PPS Danse - Sylvain Lafortune - © Michael Slobodian

Natif de Montréal, Sylvain Lafortune commence à danser professionnellement aux Grands Ballets Canadiens (GBC) en 1979 après avoir suivi sa formation à l’école du même nom. Cette première expérience lui permet de danser un répertoire à la fois classique et moderne (notamment les œuvres de Nault, Kudelka, Taylor, Limon, MacDonald et Lubovitch).

En 1984, après l’obtention d’une bourse du Conseil des Arts du Canada et du prix Jacqueline Lemieux lui permet d’effectuer un important voyage de ressourcement en Europe et à New York. Il restera à New York jusqu’en 1990 où il travaillera principalement au Lar Lubovitch Dance Company mais aussi avec Susan Marshall & Co. et Martha Clarke dans sa production Off-Broadway de The Garden of Earthly Delights.

De retour à Montréal, il danse à nouveau aux GBC comme premier danseur où il interprètera, entre autres, les oeuvres de Joss, Tudor, Balanchine, Kudelka, Duato, Kylian et Godden.  En 1995, il devient membre d’O Vertigo Danse dirigée par la chorégraphe Ginette Laurin, puis de Montréal Danse en 1998 où il dansera les œuvres de Navas et de De Vasconcelos. Sylvain Lafortune est également apparu dans de nombreux films, dont Narcissus de Norman McLaren, Fandango et Romeos and Juliets de Barbarra Sweete, La nuit du déluge de Bernar Hébert et Le violon magique de Raymond St-Jean.

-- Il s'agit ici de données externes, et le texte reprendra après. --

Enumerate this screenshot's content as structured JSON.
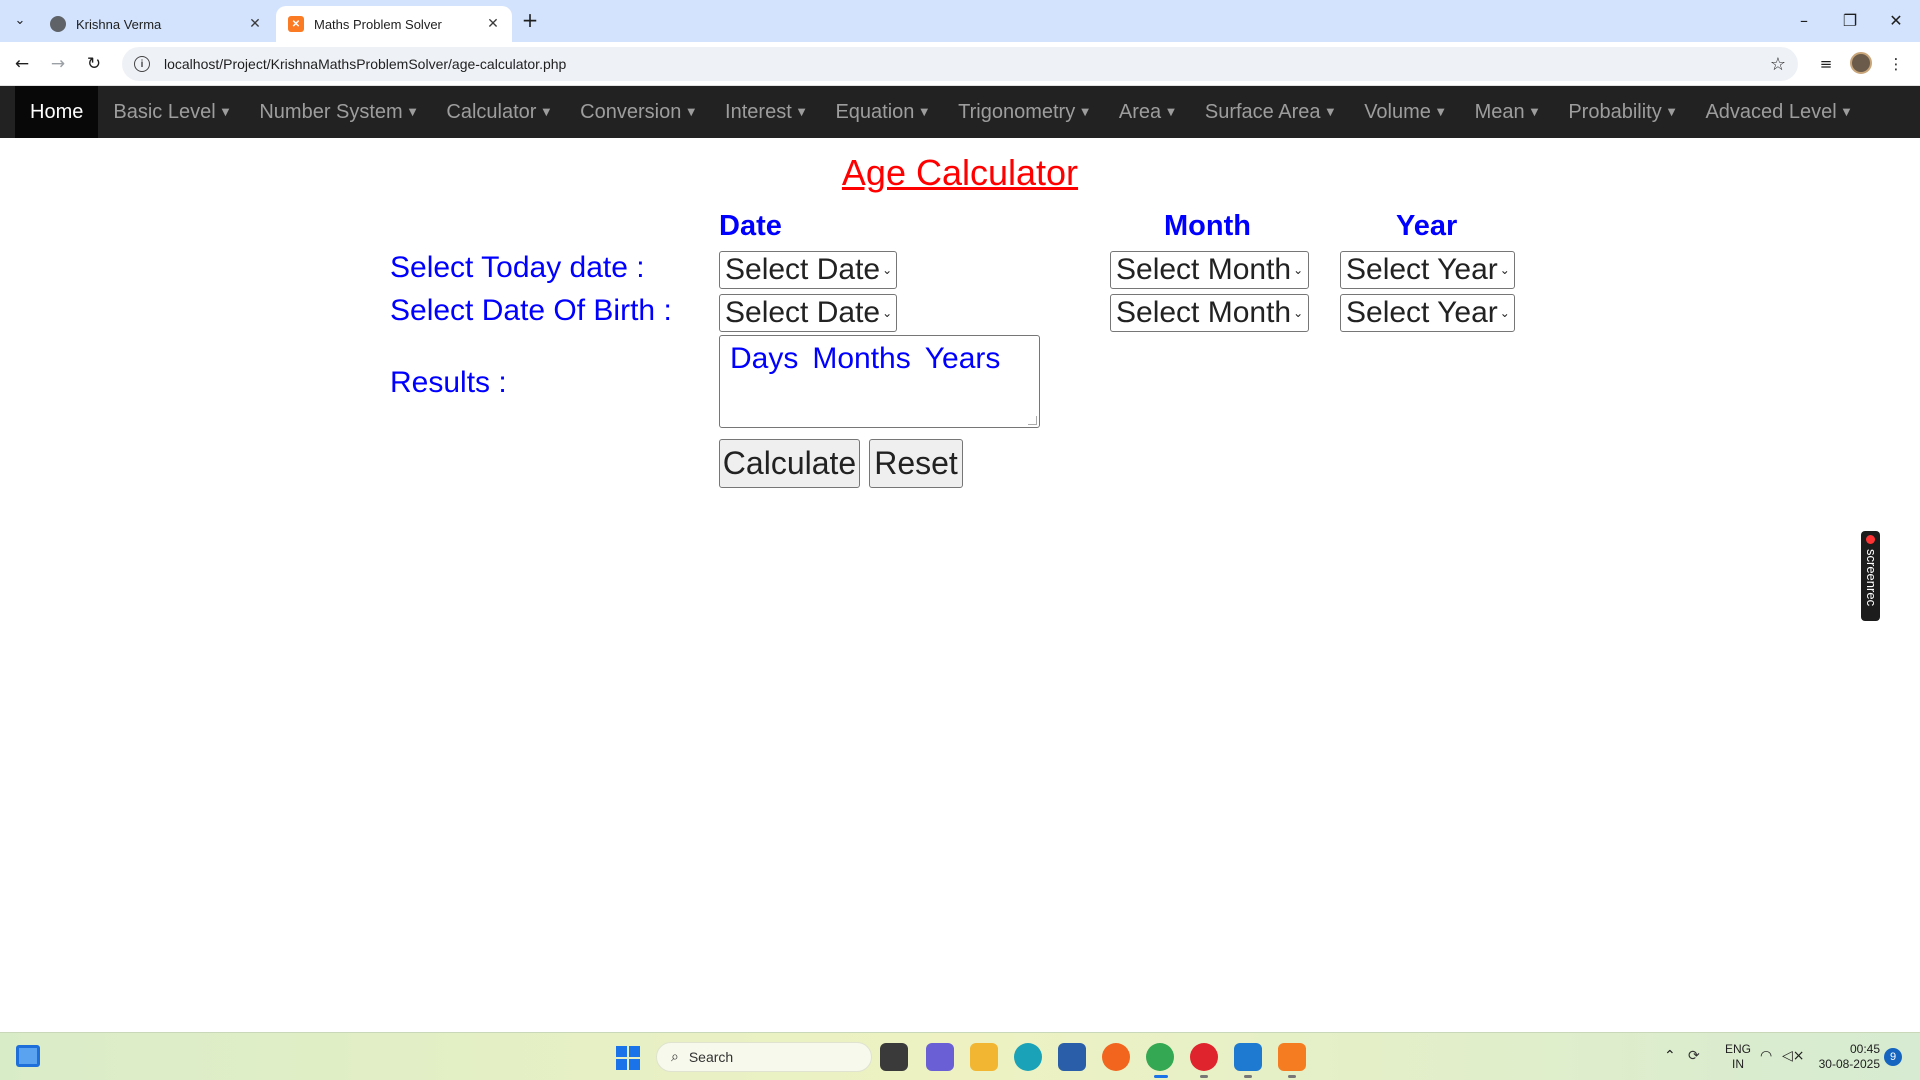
{
  "browser": {
    "tabs": [
      {
        "title": "Krishna Verma",
        "active": false
      },
      {
        "title": "Maths Problem Solver",
        "active": true
      }
    ],
    "url": "localhost/Project/KrishnaMathsProblemSolver/age-calculator.php"
  },
  "navbar": {
    "items": [
      {
        "label": "Home",
        "active": true,
        "dropdown": false
      },
      {
        "label": "Basic Level",
        "dropdown": true
      },
      {
        "label": "Number System",
        "dropdown": true
      },
      {
        "label": "Calculator",
        "dropdown": true
      },
      {
        "label": "Conversion",
        "dropdown": true
      },
      {
        "label": "Interest",
        "dropdown": true
      },
      {
        "label": "Equation",
        "dropdown": true
      },
      {
        "label": "Trigonometry",
        "dropdown": true
      },
      {
        "label": "Area",
        "dropdown": true
      },
      {
        "label": "Surface Area",
        "dropdown": true
      },
      {
        "label": "Volume",
        "dropdown": true
      },
      {
        "label": "Mean",
        "dropdown": true
      },
      {
        "label": "Probability",
        "dropdown": true
      },
      {
        "label": "Advaced Level",
        "dropdown": true
      }
    ]
  },
  "page": {
    "title": "Age Calculator",
    "columns": {
      "date": "Date",
      "month": "Month",
      "year": "Year"
    },
    "rows": [
      {
        "label": "Select Today date :",
        "date": "Select Date",
        "month": "Select Month",
        "year": "Select Year"
      },
      {
        "label": "Select Date Of Birth :",
        "date": "Select Date",
        "month": "Select Month",
        "year": "Select Year"
      }
    ],
    "results_label": "Results :",
    "results": {
      "days": "Days",
      "months": "Months",
      "years": "Years"
    },
    "calculate_label": "Calculate",
    "reset_label": "Reset"
  },
  "overlay": {
    "screenrec_label": "screenrec"
  },
  "taskbar": {
    "search_placeholder": "Search",
    "lang_top": "ENG",
    "lang_bottom": "IN",
    "time": "00:45",
    "date": "30-08-2025",
    "notification_count": "9"
  },
  "colors": {
    "navbar_bg": "#222222",
    "title_red": "#ff0000",
    "label_blue": "#0000ff",
    "tab_strip": "#d3e3fd"
  }
}
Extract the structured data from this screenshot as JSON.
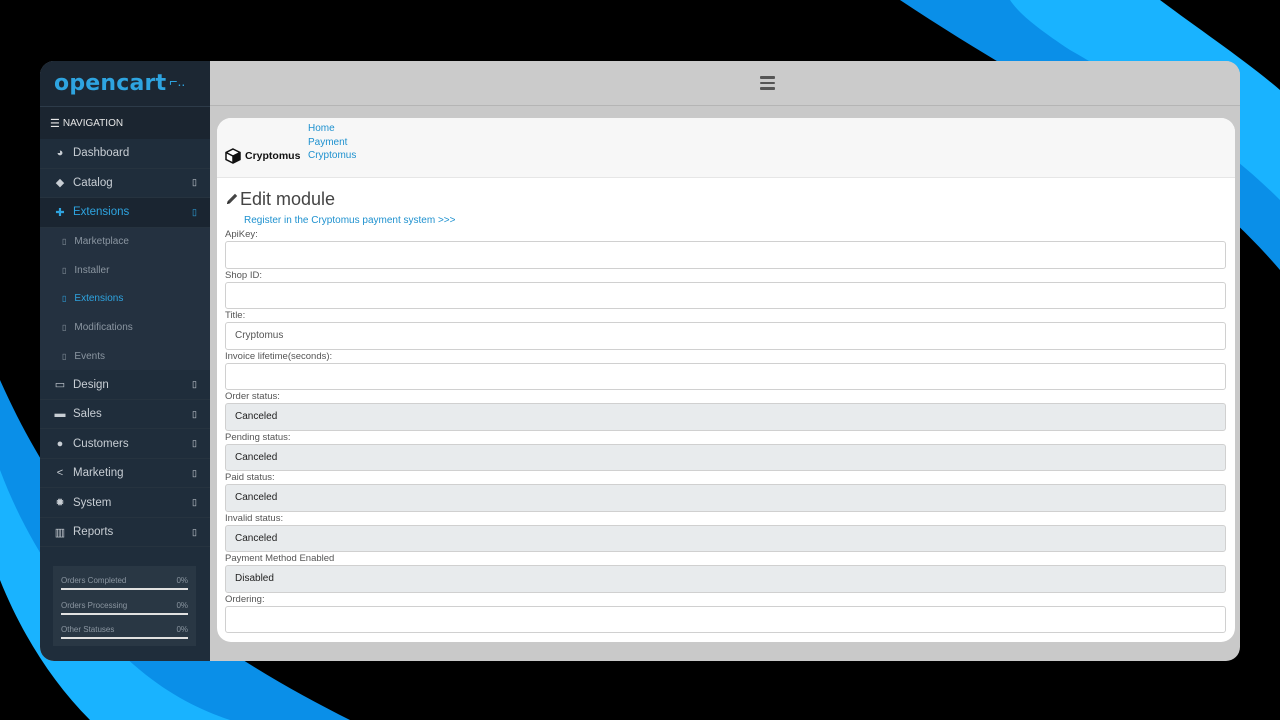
{
  "colors": {
    "accent": "#2ea4e0",
    "link": "#1e91cf",
    "sidebar_bg": "#1f2d3b",
    "swoosh": "#0a9cf2"
  },
  "brand": {
    "name": "opencart",
    "cart_glyph": "⌐.."
  },
  "navigation": {
    "header": "NAVIGATION",
    "items": [
      {
        "label": "Dashboard",
        "icon": "dashboard-icon"
      },
      {
        "label": "Catalog",
        "icon": "tag-icon"
      },
      {
        "label": "Extensions",
        "icon": "puzzle-icon",
        "active": true
      },
      {
        "label": "Design",
        "icon": "monitor-icon"
      },
      {
        "label": "Sales",
        "icon": "cart-icon"
      },
      {
        "label": "Customers",
        "icon": "user-icon"
      },
      {
        "label": "Marketing",
        "icon": "share-icon"
      },
      {
        "label": "System",
        "icon": "gear-icon"
      },
      {
        "label": "Reports",
        "icon": "bar-chart-icon"
      }
    ],
    "extensions_sub": [
      {
        "label": "Marketplace"
      },
      {
        "label": "Installer"
      },
      {
        "label": "Extensions",
        "active": true
      },
      {
        "label": "Modifications"
      },
      {
        "label": "Events"
      }
    ]
  },
  "stats": [
    {
      "label": "Orders Completed",
      "value": "0%"
    },
    {
      "label": "Orders Processing",
      "value": "0%"
    },
    {
      "label": "Other Statuses",
      "value": "0%"
    }
  ],
  "header": {
    "logo_text": "Cryptomus",
    "breadcrumb": [
      "Home",
      "Payment",
      "Cryptomus"
    ]
  },
  "form": {
    "title": "Edit module",
    "register_link": "Register in the Cryptomus payment system >>>",
    "fields": [
      {
        "label": "ApiKey:",
        "value": ""
      },
      {
        "label": "Shop ID:",
        "value": ""
      },
      {
        "label": "Title:",
        "value": "Cryptomus"
      },
      {
        "label": "Invoice lifetime(seconds):",
        "value": ""
      },
      {
        "label": "Order status:",
        "value": "Canceled"
      },
      {
        "label": "Pending status:",
        "value": "Canceled"
      },
      {
        "label": "Paid status:",
        "value": "Canceled"
      },
      {
        "label": "Invalid status:",
        "value": "Canceled"
      },
      {
        "label": "Payment Method Enabled",
        "value": "Disabled"
      },
      {
        "label": "Ordering:",
        "value": ""
      }
    ]
  }
}
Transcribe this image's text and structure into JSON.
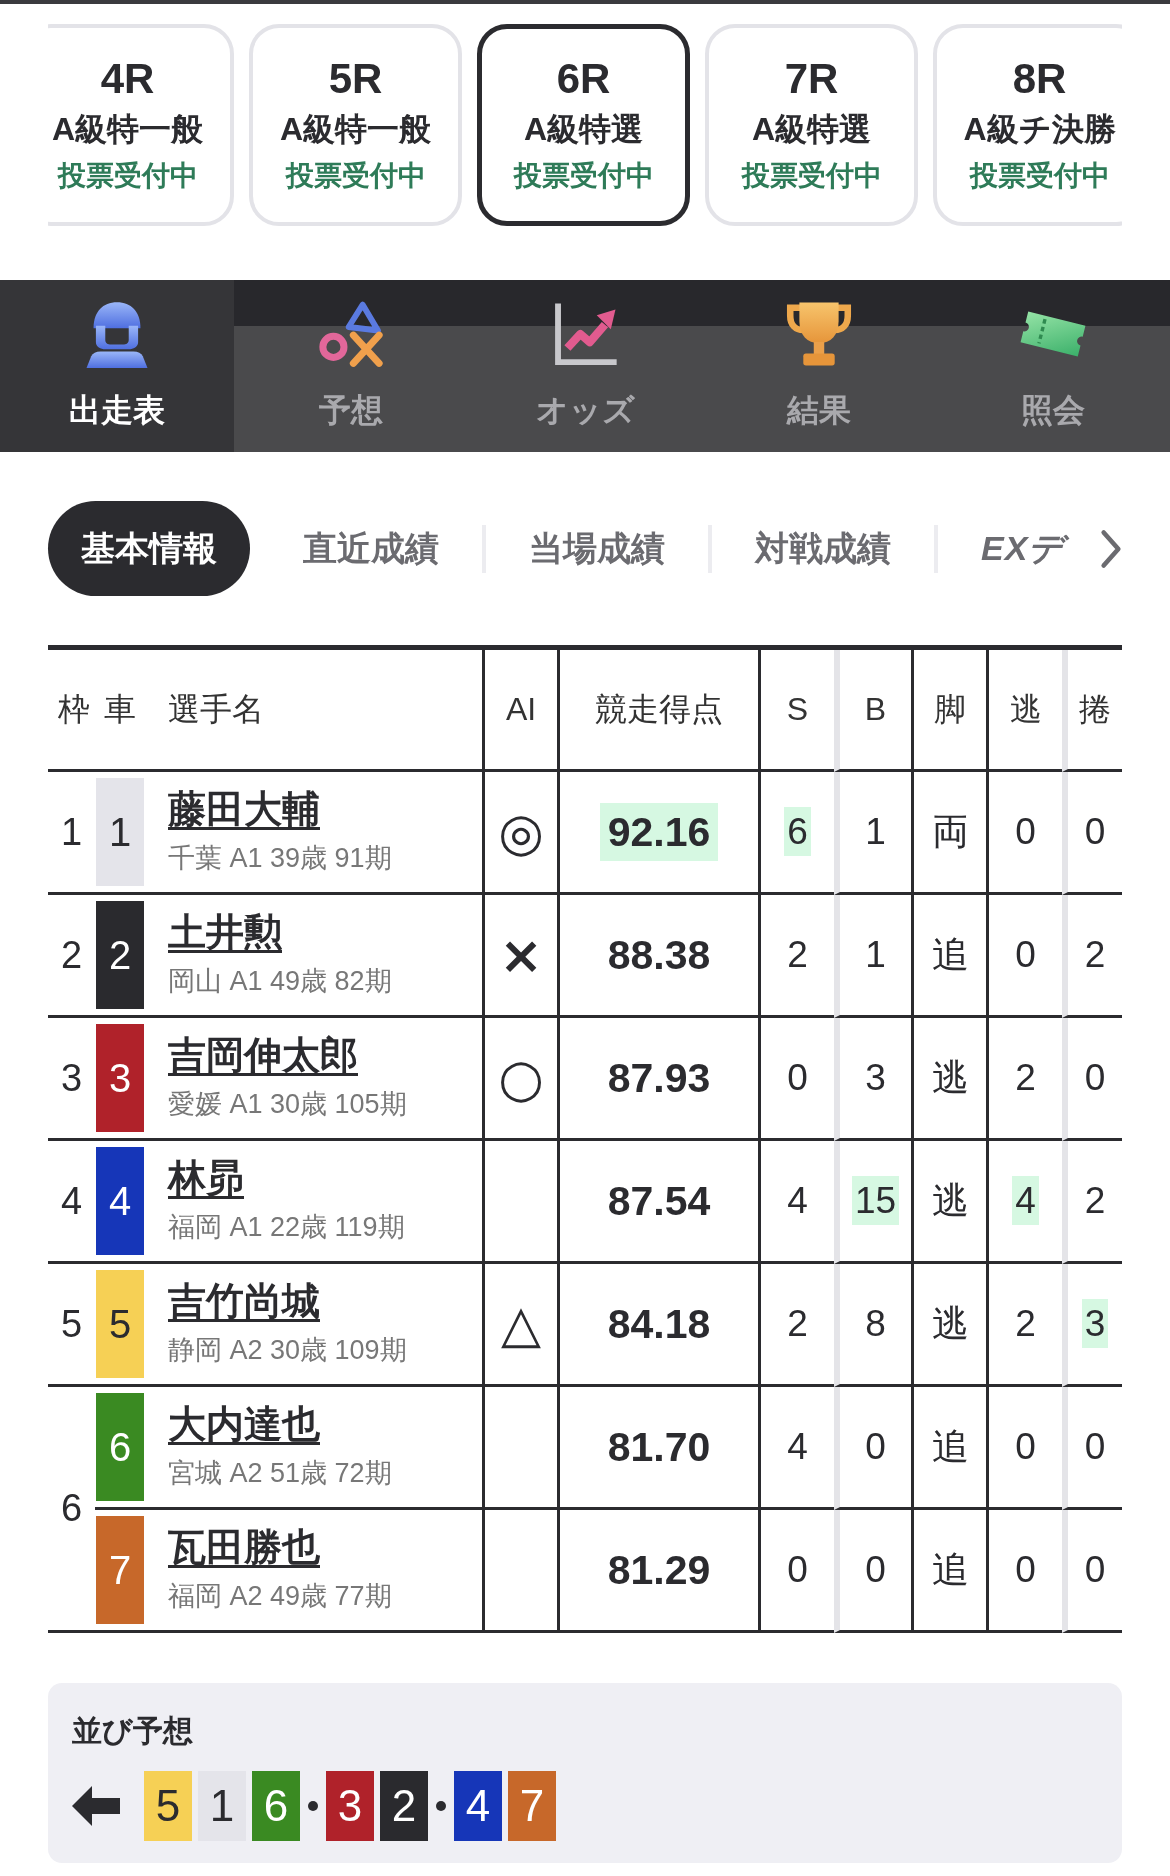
{
  "race_tabs": [
    {
      "race": "4R",
      "class": "A級特一般",
      "status": "投票受付中",
      "selected": false
    },
    {
      "race": "5R",
      "class": "A級特一般",
      "status": "投票受付中",
      "selected": false
    },
    {
      "race": "6R",
      "class": "A級特選",
      "status": "投票受付中",
      "selected": true
    },
    {
      "race": "7R",
      "class": "A級特選",
      "status": "投票受付中",
      "selected": false
    },
    {
      "race": "8R",
      "class": "A級チ決勝",
      "status": "投票受付中",
      "selected": false
    }
  ],
  "nav_tabs": [
    {
      "label": "出走表",
      "selected": true
    },
    {
      "label": "予想",
      "selected": false
    },
    {
      "label": "オッズ",
      "selected": false
    },
    {
      "label": "結果",
      "selected": false
    },
    {
      "label": "照会",
      "selected": false
    }
  ],
  "info_tabs": [
    {
      "label": "基本情報",
      "selected": true,
      "kind": "text"
    },
    {
      "label": "直近成績",
      "selected": false,
      "kind": "text"
    },
    {
      "label": "当場成績",
      "selected": false,
      "kind": "text"
    },
    {
      "label": "対戦成績",
      "selected": false,
      "kind": "text"
    },
    {
      "label": "EXデ",
      "selected": false,
      "kind": "logo"
    }
  ],
  "entry_table": {
    "columns": [
      "枠",
      "車",
      "選手名",
      "AI",
      "競走得点",
      "S",
      "B",
      "脚",
      "逃",
      "捲"
    ],
    "frames": [
      {
        "frame": "1",
        "riders": [
          {
            "car": "1",
            "color": "#e4e4ea",
            "name": "藤田大輔",
            "profile": "千葉 A1 39歳 91期",
            "ai_mark": "◎",
            "cells": [
              {
                "text": "92.16",
                "highlighted": true
              },
              {
                "text": "6",
                "highlighted": true
              },
              {
                "text": "1",
                "highlighted": false
              },
              {
                "text": "両",
                "highlighted": false
              },
              {
                "text": "0",
                "highlighted": false
              },
              {
                "text": "0",
                "highlighted": false
              }
            ]
          }
        ]
      },
      {
        "frame": "2",
        "riders": [
          {
            "car": "2",
            "color": "#2a2a2e",
            "name": "土井勲",
            "profile": "岡山 A1 49歳 82期",
            "ai_mark": "×",
            "cells": [
              {
                "text": "88.38",
                "highlighted": false
              },
              {
                "text": "2",
                "highlighted": false
              },
              {
                "text": "1",
                "highlighted": false
              },
              {
                "text": "追",
                "highlighted": false
              },
              {
                "text": "0",
                "highlighted": false
              },
              {
                "text": "2",
                "highlighted": false
              }
            ]
          }
        ]
      },
      {
        "frame": "3",
        "riders": [
          {
            "car": "3",
            "color": "#b0222a",
            "name": "吉岡伸太郎",
            "profile": "愛媛 A1 30歳 105期",
            "ai_mark": "○",
            "cells": [
              {
                "text": "87.93",
                "highlighted": false
              },
              {
                "text": "0",
                "highlighted": false
              },
              {
                "text": "3",
                "highlighted": false
              },
              {
                "text": "逃",
                "highlighted": false
              },
              {
                "text": "2",
                "highlighted": false
              },
              {
                "text": "0",
                "highlighted": false
              }
            ]
          }
        ]
      },
      {
        "frame": "4",
        "riders": [
          {
            "car": "4",
            "color": "#1636b8",
            "name": "林昴",
            "profile": "福岡 A1 22歳 119期",
            "cells": [
              {
                "text": "87.54",
                "highlighted": false
              },
              {
                "text": "4",
                "highlighted": false
              },
              {
                "text": "15",
                "highlighted": true
              },
              {
                "text": "逃",
                "highlighted": false
              },
              {
                "text": "4",
                "highlighted": true
              },
              {
                "text": "2",
                "highlighted": false
              }
            ]
          }
        ]
      },
      {
        "frame": "5",
        "riders": [
          {
            "car": "5",
            "color": "#f6d055",
            "name": "吉竹尚城",
            "profile": "静岡 A2 30歳 109期",
            "ai_mark": "△",
            "cells": [
              {
                "text": "84.18",
                "highlighted": false
              },
              {
                "text": "2",
                "highlighted": false
              },
              {
                "text": "8",
                "highlighted": false
              },
              {
                "text": "逃",
                "highlighted": false
              },
              {
                "text": "2",
                "highlighted": false
              },
              {
                "text": "3",
                "highlighted": true
              }
            ]
          }
        ]
      },
      {
        "frame": "6",
        "riders": [
          {
            "car": "6",
            "color": "#3a8a22",
            "name": "大内達也",
            "profile": "宮城 A2 51歳 72期",
            "cells": [
              {
                "text": "81.70",
                "highlighted": false
              },
              {
                "text": "4",
                "highlighted": false
              },
              {
                "text": "0",
                "highlighted": false
              },
              {
                "text": "追",
                "highlighted": false
              },
              {
                "text": "0",
                "highlighted": false
              },
              {
                "text": "0",
                "highlighted": false
              }
            ]
          },
          {
            "car": "7",
            "color": "#c7682a",
            "name": "瓦田勝也",
            "profile": "福岡 A2 49歳 77期",
            "cells": [
              {
                "text": "81.29",
                "highlighted": false
              },
              {
                "text": "0",
                "highlighted": false
              },
              {
                "text": "0",
                "highlighted": false
              },
              {
                "text": "追",
                "highlighted": false
              },
              {
                "text": "0",
                "highlighted": false
              },
              {
                "text": "0",
                "highlighted": false
              }
            ]
          }
        ]
      }
    ]
  },
  "lineup": {
    "title": "並び予想",
    "groups": [
      {
        "cars": [
          {
            "car": "5",
            "color": "#f6d055"
          },
          {
            "car": "1",
            "color": "#e4e4ea"
          },
          {
            "car": "6",
            "color": "#3a8a22"
          }
        ]
      },
      {
        "cars": [
          {
            "car": "3",
            "color": "#b0222a"
          },
          {
            "car": "2",
            "color": "#2a2a2e"
          }
        ]
      },
      {
        "cars": [
          {
            "car": "4",
            "color": "#1636b8"
          },
          {
            "car": "7",
            "color": "#c7682a"
          }
        ]
      }
    ]
  }
}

Pigiste depuis 1999, il travaille dans plusieurs projets de danse indépendante, notamment Monsieur et S’envoler de Estelle Clareton, Prisme de Benoît Lachambre avec la compagnie Montréal Danse et Les chaises de Pierre-Paul Savoie, une adaptation de la pièce de Ionesco destinée au jeune public. Il partage ainsi son temps entre les métiers d’interprète, de professeur de danse et de conseiller artistique dans le milieu du cirque. Pour l’École nationale de cirque de Montréal où il enseigne, il signe plusieurs mises en scène, dont Faërie dans le cadre du spectacle annuel 2006 à la Tohu.

Parallèlement à sa carrière professionnelle, son intérêt pour le duo chorégraphique l’amène à poursuivre des études supérieures à l’UQAM. L’obtention d’un diplôme de maitrise (La classification des portés en danse, 2003) et de doctorat (L’apprentissage d’un duo chez des danseurs experts, 2010) lui permet d’approfondir sa compréhension pratique et théorique du travail de partenaire en danse. Les ateliers qu’il donne, les conférences qu’il présente et les articles qu’il publie font de lui une autorité sur ce sujet.